Approximately 13% of the human genome at certain motifs have the potential to form non-canonical (non-B) DNA structures (e.g. G-quadruplexes, cruciforms, and Z-DNA), which regulate many cellular processes, but also affect the activity of polymerases and helicases. Because sequencing technologies utilize these enzymes, they might possess increased errors at non-B structures. To evaluate this, we analyzed error rates of Illumina, Pacific Biosciences (PacBio) HiFi, and Oxford Nanopore Technologies (ONT) sequencing at non-B motifs. Single-nucleotide error rates were generally increased for G-quadruplexes (G4s) and Z-DNA motifs in all three technologies.
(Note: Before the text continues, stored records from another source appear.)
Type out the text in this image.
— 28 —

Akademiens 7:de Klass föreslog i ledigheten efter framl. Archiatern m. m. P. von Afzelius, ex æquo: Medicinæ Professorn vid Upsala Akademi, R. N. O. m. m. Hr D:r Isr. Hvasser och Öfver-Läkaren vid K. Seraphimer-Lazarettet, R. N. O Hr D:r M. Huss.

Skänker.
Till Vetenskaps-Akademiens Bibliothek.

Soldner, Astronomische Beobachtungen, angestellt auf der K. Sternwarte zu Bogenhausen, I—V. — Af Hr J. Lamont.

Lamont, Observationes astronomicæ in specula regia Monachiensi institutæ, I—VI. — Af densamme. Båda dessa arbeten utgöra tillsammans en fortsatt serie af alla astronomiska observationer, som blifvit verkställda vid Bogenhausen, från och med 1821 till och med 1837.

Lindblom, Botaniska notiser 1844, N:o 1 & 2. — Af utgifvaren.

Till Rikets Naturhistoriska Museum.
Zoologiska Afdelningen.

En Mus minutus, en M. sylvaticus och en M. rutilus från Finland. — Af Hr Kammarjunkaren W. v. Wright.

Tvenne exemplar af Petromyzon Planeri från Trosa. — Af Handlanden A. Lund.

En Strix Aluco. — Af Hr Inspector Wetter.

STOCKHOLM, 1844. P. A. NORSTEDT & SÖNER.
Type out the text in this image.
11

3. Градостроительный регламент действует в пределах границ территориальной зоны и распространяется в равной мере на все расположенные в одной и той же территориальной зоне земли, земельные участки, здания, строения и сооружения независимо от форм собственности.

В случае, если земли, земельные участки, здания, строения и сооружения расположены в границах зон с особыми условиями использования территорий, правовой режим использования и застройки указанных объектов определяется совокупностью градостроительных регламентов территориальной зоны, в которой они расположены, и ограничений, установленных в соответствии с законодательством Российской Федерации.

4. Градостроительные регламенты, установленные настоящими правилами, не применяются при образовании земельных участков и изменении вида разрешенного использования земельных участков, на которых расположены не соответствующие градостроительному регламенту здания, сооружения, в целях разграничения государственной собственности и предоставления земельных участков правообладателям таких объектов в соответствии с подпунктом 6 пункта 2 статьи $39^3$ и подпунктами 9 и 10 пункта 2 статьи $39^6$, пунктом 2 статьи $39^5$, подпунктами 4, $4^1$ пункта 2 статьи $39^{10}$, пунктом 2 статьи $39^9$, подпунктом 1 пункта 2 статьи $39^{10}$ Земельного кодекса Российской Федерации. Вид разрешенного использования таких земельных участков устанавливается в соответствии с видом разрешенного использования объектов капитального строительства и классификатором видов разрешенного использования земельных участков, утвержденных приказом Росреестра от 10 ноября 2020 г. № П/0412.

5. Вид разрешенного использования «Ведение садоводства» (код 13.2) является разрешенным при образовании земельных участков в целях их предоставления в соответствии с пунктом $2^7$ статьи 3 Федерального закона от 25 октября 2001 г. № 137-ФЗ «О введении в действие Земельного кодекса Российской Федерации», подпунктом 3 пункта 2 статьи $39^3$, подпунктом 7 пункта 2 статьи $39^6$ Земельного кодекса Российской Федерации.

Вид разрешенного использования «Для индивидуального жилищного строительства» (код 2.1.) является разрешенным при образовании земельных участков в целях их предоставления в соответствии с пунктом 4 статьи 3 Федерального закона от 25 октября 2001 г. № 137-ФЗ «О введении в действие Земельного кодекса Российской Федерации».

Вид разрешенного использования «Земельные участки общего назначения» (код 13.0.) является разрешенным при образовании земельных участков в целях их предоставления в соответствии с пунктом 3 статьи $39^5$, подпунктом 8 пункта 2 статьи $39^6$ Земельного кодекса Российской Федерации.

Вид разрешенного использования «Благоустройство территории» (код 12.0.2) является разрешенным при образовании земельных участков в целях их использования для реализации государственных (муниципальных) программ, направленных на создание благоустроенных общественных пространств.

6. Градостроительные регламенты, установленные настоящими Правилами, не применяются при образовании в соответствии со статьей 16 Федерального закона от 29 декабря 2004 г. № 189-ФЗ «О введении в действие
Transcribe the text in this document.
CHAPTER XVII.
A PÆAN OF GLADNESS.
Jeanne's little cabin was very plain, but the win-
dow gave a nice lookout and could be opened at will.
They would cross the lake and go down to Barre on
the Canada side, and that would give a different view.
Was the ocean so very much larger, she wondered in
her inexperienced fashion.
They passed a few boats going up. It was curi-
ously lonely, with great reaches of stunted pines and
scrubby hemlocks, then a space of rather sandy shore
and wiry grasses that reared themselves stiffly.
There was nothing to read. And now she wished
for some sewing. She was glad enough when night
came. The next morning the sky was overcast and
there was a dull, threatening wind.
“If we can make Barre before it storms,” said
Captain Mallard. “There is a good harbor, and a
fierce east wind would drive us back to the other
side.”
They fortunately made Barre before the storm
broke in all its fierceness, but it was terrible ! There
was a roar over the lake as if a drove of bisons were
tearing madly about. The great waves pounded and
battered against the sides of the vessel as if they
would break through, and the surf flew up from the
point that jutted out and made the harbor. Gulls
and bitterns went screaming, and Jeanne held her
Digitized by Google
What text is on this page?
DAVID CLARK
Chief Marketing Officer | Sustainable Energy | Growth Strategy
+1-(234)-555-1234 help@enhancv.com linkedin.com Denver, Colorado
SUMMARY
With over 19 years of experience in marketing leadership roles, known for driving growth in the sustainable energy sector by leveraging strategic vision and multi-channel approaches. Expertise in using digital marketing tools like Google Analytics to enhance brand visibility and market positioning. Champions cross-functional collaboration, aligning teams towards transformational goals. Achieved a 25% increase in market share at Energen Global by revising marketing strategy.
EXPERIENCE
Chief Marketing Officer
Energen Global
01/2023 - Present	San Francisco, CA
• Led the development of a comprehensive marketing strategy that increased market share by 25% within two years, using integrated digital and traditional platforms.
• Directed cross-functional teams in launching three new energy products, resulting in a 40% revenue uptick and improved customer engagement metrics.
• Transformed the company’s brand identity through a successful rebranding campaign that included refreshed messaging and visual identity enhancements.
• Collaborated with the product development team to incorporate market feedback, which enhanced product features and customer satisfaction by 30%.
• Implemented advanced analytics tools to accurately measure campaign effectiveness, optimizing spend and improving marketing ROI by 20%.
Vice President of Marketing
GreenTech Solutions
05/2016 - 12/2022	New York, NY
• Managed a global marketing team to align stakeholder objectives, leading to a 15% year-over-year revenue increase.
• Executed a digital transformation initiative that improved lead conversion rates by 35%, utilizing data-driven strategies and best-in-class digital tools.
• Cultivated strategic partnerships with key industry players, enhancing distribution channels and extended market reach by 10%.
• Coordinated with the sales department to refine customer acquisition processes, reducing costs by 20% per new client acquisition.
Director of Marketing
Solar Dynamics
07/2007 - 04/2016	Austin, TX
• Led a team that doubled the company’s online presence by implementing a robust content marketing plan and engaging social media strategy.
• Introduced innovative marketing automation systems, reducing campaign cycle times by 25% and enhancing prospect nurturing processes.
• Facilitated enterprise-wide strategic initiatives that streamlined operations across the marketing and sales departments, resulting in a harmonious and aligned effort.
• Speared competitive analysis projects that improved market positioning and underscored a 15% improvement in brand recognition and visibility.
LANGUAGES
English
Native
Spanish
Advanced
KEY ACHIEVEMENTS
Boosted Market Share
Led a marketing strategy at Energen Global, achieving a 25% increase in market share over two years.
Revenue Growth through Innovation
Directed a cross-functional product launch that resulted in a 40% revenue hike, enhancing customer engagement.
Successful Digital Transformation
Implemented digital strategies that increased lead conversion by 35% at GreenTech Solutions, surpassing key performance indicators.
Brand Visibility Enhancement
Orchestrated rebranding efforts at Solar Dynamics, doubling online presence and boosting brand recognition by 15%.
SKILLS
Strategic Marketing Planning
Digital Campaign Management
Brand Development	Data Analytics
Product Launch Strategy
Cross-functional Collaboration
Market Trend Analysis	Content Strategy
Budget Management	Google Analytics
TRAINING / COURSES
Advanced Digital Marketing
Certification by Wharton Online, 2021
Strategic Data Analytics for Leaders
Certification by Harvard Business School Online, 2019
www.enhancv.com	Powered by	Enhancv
Deletion error rates were also increased for all non-B types except for Z-DNA motifs in Illumina and PacBio HiFi, while in ONT they were increased substantially only for G4 motifs. Insertion error rates for non-B motifs were highly elevated in Illumina, moderately elevated in PacBio HiFi, and only slightly elevated in ONT. Thus, elevated sequencing errors at non-B DNA motifs should be considered in low-read-depth studies (single-cell, ancient DNA, and pooled-sample population sequencing) and when scoring rare variants. Combining technologies should maximize sequencing accuracy in future studies of non-B DNA.
Learning Objectives:
1. Describe alternative (non-B) DNA structures, how prevalent are they and what are their biological implications?
2. Explain why non-B DNA structures might be relevant for sequencing technologies.
3. Identify examples where non-B DNA induced sequencing errors might be relevant.